David Bowie 1995-09-28 East Rutherford ,Meadowlands Arena .
David Bowie Tour band 1995-1996 – Outside Tour
The Outside Tour was a tour by English rock musician David Bowie, opening on 14 September 1995 at Meadows Music Theatre – Hartford, Connecticut. Support during the US leg of the tour was provided by Nine Inch Nails, who segued their set with Bowie’s to form a continuous show. Prick opened the first date of the tour. Morrissey was the support act for the European leg, but withdrew from the tour after nine dates. On selected dates Reeves Gabrels performed songs from his album, The Sacred Squall of Now in addition to performing with Nine Inch Nails and David Bowie. The opening of the concert tour preceded the release of the 1. Outside album which was released on 25 September 1995.
• David Bowie – vocals
• Reeves Gabrels – guitar
• Carlos Alomar – guitar, backing vocals
• Gail Ann Dorsey – bass guitar, vocals
• Zack Alford – drums
• Mike Garson – piano
• Peter Schwartz – synthesizer, musical director
• George Simms – backing vocals, keyboards
MTV Online ,September 1995
Bowie, David and Nine Inch Nails Meadowlands, E. Rutherford, NJ 9/28/95
The David Bowie/Nine Inch Nails tour works pretty swell on paper. After all, Trent Reznor’s overblown Theatre Of Doom owes plenty to Bowie’s glammed-out dramatics in the early ’70s. And what is “THE DOWNWARD SPIRAL” if not the closest thing the ’90s will ever come to having it’s own “ZIGGY STARDUST?” Reznor and Bowie both specialize in constructing vivid worlds around the sounds they create, bloating their version of rock into euphorically massive proportions. It’s just hard to grasp the logic of Bowie’s decision to headline. After NIN’s characteristic bludgeoning of the senses, the Thin White Duke’s quiet cool seems as quaint as lighting a sparkler after an A-bomb explosion.
After Prick–a glam-and-doom outfit that mixes equal parts Trent and early Bowie–got their brief set out of the way, it felt like NIN were the headliners, at least judging by the plethora of NIN T-shirts and the total lack of any Bowie paraphernalia gracing the strictly-enforced “smoke-free” environment of the Brendan Byrne Arena. Then came the music. To say that NIN took the stage would be an understatement. Always one to savor cheap thrills, Reznor caught the audience off-guard by coming out of nowhere before the house lights blinked off, bulldozing the entire venue with a wall of white light and sound. I nearly choked on my pretzel. Combing through key album cuts (“Piggy,” “Eraser”) and rearranging a patch of hits (“Closer,” “March Of The Pigs”) like the set was its own remix EP, Reznor’s goth-disco worked well onstage; in the age of the reluctant rockstar, it’s kinda nice to see a natural born entertainer squeezing all the bombastic qualities out of his material in the way Bowie and his contemporaries did.
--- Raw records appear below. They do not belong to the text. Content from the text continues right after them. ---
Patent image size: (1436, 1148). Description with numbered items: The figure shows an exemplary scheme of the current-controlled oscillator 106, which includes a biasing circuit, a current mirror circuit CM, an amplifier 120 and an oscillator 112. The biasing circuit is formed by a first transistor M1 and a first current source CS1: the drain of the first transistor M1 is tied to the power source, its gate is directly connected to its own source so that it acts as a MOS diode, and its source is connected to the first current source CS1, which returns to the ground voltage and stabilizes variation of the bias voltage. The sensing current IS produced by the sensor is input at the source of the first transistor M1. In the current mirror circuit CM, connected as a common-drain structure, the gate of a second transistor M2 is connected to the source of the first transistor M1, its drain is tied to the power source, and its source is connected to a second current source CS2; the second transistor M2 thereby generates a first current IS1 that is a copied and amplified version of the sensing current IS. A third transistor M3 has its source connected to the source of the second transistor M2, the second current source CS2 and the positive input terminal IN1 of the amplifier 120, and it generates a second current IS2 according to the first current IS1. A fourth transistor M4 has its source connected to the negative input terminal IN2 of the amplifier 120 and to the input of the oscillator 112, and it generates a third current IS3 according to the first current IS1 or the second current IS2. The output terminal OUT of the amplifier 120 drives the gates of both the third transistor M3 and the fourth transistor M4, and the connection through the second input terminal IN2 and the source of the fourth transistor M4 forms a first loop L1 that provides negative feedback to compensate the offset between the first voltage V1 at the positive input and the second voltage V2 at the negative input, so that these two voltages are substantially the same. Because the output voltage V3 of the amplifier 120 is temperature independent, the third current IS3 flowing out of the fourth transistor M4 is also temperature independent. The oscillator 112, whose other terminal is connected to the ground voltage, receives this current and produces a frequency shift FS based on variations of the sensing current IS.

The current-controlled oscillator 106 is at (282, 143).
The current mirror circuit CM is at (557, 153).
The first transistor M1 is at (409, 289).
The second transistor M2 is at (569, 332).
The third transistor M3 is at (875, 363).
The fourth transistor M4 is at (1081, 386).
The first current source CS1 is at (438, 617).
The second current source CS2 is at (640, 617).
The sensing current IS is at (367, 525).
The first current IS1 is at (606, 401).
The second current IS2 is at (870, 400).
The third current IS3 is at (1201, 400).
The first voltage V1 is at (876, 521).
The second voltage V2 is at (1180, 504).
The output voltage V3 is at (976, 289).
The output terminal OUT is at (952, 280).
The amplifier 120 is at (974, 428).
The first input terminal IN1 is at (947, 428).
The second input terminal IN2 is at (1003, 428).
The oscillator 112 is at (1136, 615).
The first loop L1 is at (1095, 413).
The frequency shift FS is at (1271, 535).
After NIN’s initial assault, Trent broke out a sax and sat on a drum monitor to wail, and things got a little ambient and mellow. Then Lord Bowie breezed onstage for an initially low-key reading of the Bowie classic, “Scary Monsters” which soon broke into a more industrial, NIN-like interpretation. Although Reznor looked strangely boyish next to the elder Bowie, it was a match that was right on, musically. Watching the two trade macabre melodies on a handful of each other’s tunes provided the one revelation this tour was striving for: Bowie as regal goth-rock progenitor; Reznor as black-clad keeper-of-the-glam. By the time the two duetted on “Hurt,” the band had morphed from NIN to Bowie’s back-up outfit. Bowie sounded great singing, “I hurt myself today to see if I still feel,” but NIN would have twisted the song more wickedly than Bowie’s backers did.
After Trent waved farewell, the audience settled in for some stuff that legends are made of. But Bowie was on a mission to alienate, playing a bulk of material from his newly released, “OUTSIDE.” Sure, there were oldies: “Look Back In Anger,” “Under Pressure,” and rather obscure tracks reworked to further unrecognizability, like “Andy Warhol,” “Joe The Lion,” and “Teenage Wildlife.” It was as if Bowie didn’t keep his part of the bargain. This was a double-bill where the present joins hands with the past, where young maverick shakes hands with established icon and mentor. NIN did their part by puttin’ on the hits; Bowie, on the other hand, stiffed everybody by denying the crowd his past. A wasted opportunity that, in the end, made Bowie look like an old fart.